Astronautas, bomberos o médicos ya no son las profesiones más elegidas por los niños de todo el mundo. Ser famoso, una celebridad, como un actor o un político, es difícil. Pero ser influencer parece ser algo que está al alcance de la mano. O de las redes. Eso plantea el periodista Nick Bilton en su documental Fake Famous, (famosos falsos, en inglés) al que describe como un “experimento social irreal”.

¿Qué hizo? Mediante un casting seleccionó a tres candidatos, con pocos seguidores, para transformarlos en estrellas de una red social en particular, quizás la más importante en la actualidad junto a TikTok, Instagram.

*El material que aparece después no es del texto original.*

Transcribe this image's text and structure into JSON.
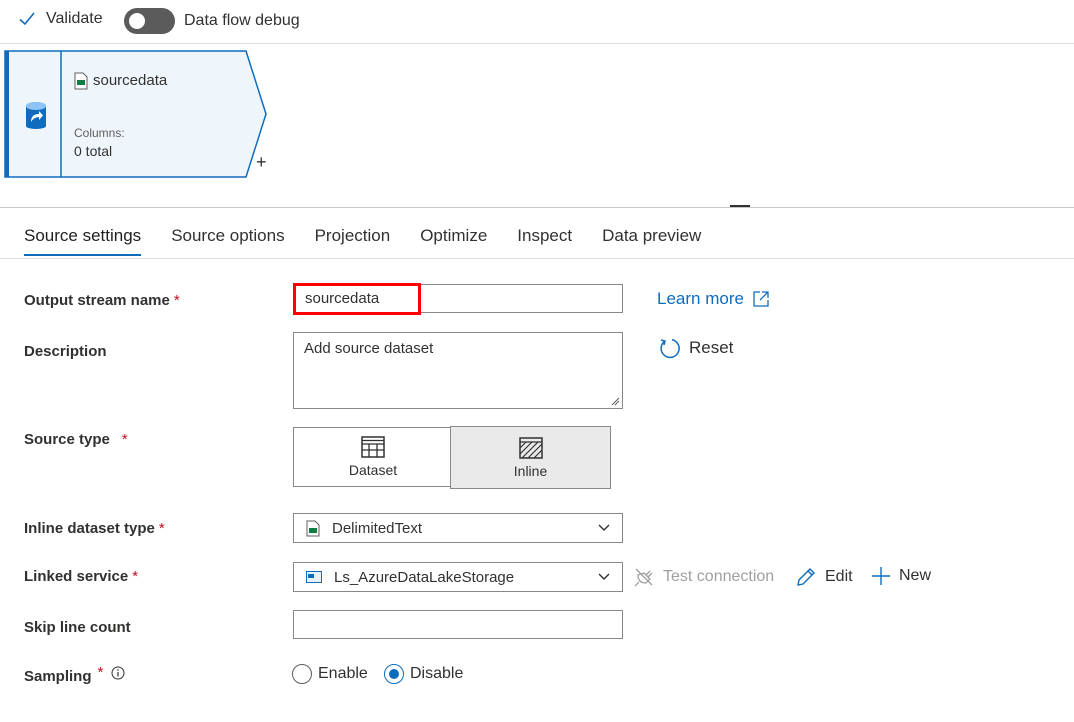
{
  "toolbar": {
    "validate_label": "Validate",
    "debug_label": "Data flow debug",
    "debug_on": false
  },
  "node": {
    "title": "sourcedata",
    "columns_label": "Columns:",
    "columns_value": "0 total",
    "add_symbol": "+"
  },
  "tabs": [
    {
      "label": "Source settings",
      "active": true
    },
    {
      "label": "Source options",
      "active": false
    },
    {
      "label": "Projection",
      "active": false
    },
    {
      "label": "Optimize",
      "active": false
    },
    {
      "label": "Inspect",
      "active": false
    },
    {
      "label": "Data preview",
      "active": false
    }
  ],
  "form": {
    "output_stream": {
      "label": "Output stream name",
      "required": "*",
      "value": "sourcedata"
    },
    "description": {
      "label": "Description",
      "value": "Add source dataset"
    },
    "source_type": {
      "label": "Source type",
      "required": "*",
      "options": [
        "Dataset",
        "Inline"
      ],
      "selected": "Inline"
    },
    "inline_dataset_type": {
      "label": "Inline dataset type",
      "required": "*",
      "value": "DelimitedText"
    },
    "linked_service": {
      "label": "Linked service",
      "required": "*",
      "value": "Ls_AzureDataLakeStorage"
    },
    "skip_line_count": {
      "label": "Skip line count",
      "value": ""
    },
    "sampling": {
      "label": "Sampling",
      "required": "*",
      "options": [
        "Enable",
        "Disable"
      ],
      "selected": "Disable"
    }
  },
  "actions": {
    "learn_more": "Learn more",
    "reset": "Reset",
    "test_connection": "Test connection",
    "edit": "Edit",
    "new": "New"
  },
  "colors": {
    "accent": "#0f6cbd",
    "highlight": "#ff0000",
    "required": "#c50f1f"
  }
}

Para eso se tomó el trabajo de crear una “vida de influencer”, con falsos aviones privados, sesiones de fotos en gimnasios y hoteles, regalos y, quizás lo más importante, miles de seguidores e interacciones que compró a través de Internet.

Las tres personas a las que el director del documental intentó convertir en influencers. (Foto: Twitter/nickbilton)

Según el cálculo de Bilton, hay alrededor de 140 millones de personas consideradas como “influencers” en Instagram, una cifra equivalente a la población de Rusia. Y se cree que, al menos la mitad, son falsas.

Bilton, periodista del área de tecnología, investiga una cuestión fundamental: ¿qué son la fama y la influencia en la era digital? Hoy, centenares de millones de personas tienen tantos seguidores en las redes sociales que son consideradas un nuevo tipo de celebridad. ¿Pero son realmente famosas?

El problema, por supuesto, es que no todos pueden manejar la fama y el éxito en las redes, lo que genera algunos inconvenientes en los “falsos famosos”. La ansiedad y la presión por conseguir likes también es un tema que se analiza en el documental, que en algunos momentos recuerda a otro sobre este tipo de plataformas, The Social Dilemma.

“Ser una celebridad ‘top’ es increíblemente difícil. ¿Ser un ‘influencer’? No es tan difícil. Creo que es una vía rápida a la fama y a la riqueza”, dijo Bilton en una entrevista con Wired.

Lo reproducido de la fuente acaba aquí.